C++ Ainvoke Interface
Steve Karmesin
$Date: 2000/04/17 21:29:18 $
$Revision: 1.1 $
The interfaces defined in cheetah
core and cheetah
polymorphism deal only with moving undifferentiated buffers
of bytes across the wire. In C++ with templates we can
automatically pack and unpack a set of arguments. The goal of
this interface is to be able say something like:
ainvoke(remote_context,handler_tag,arg1,arg2,arg3)

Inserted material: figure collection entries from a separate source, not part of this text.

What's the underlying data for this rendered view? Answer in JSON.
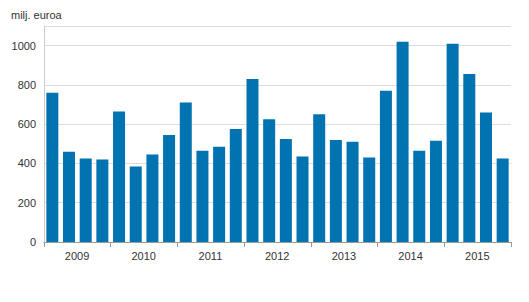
{
  "chart_data": {
    "type": "bar",
    "ylabel": "milj. euroa",
    "categories": [
      null,
      "2009",
      null,
      null,
      null,
      "2010",
      null,
      null,
      null,
      "2011",
      null,
      null,
      null,
      "2012",
      null,
      null,
      null,
      "2013",
      null,
      null,
      null,
      "2014",
      null,
      null,
      null,
      "2015",
      null,
      null
    ],
    "values": [
      760,
      460,
      425,
      420,
      665,
      385,
      445,
      545,
      710,
      465,
      485,
      575,
      830,
      625,
      525,
      435,
      650,
      520,
      510,
      430,
      770,
      1020,
      465,
      515,
      1010,
      855,
      660,
      425
    ],
    "color": "#0073b0",
    "ylim": [
      0,
      1100
    ],
    "yticks": [
      0,
      200,
      400,
      600,
      800,
      1000
    ],
    "grid": true
  }
}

and have the arguments get packed into a buffer, sent across the
wire, unpacked on the other side into objects of the correct
types, and the handler on the other side called using those
arguments. A couple of packages are required in order to do
this:
-
Serialize/Deserialize. Because many kinds of objects
have too much structure to just be copied with bcopy into a
buffer, something must be done to copy them into a buffer in
such a way that it can be deserialized later.
-
Type safe handler registration. When bits come off the
wire with an instruction to call a certain handler, that
handler must be recorded locally with the types encoded in
such a way that the objects can be built from the buffer and
passed to the function in as type-safe a way as possible.
-
Interaction with different controllers. Because there
are many possible controllers available, the user must be able
to do an ainvoke through a given controller, and the pack and
unpack must be able to pack and unpack in a way that works
efficiently with that controller.
These should be as orthogonal as possible.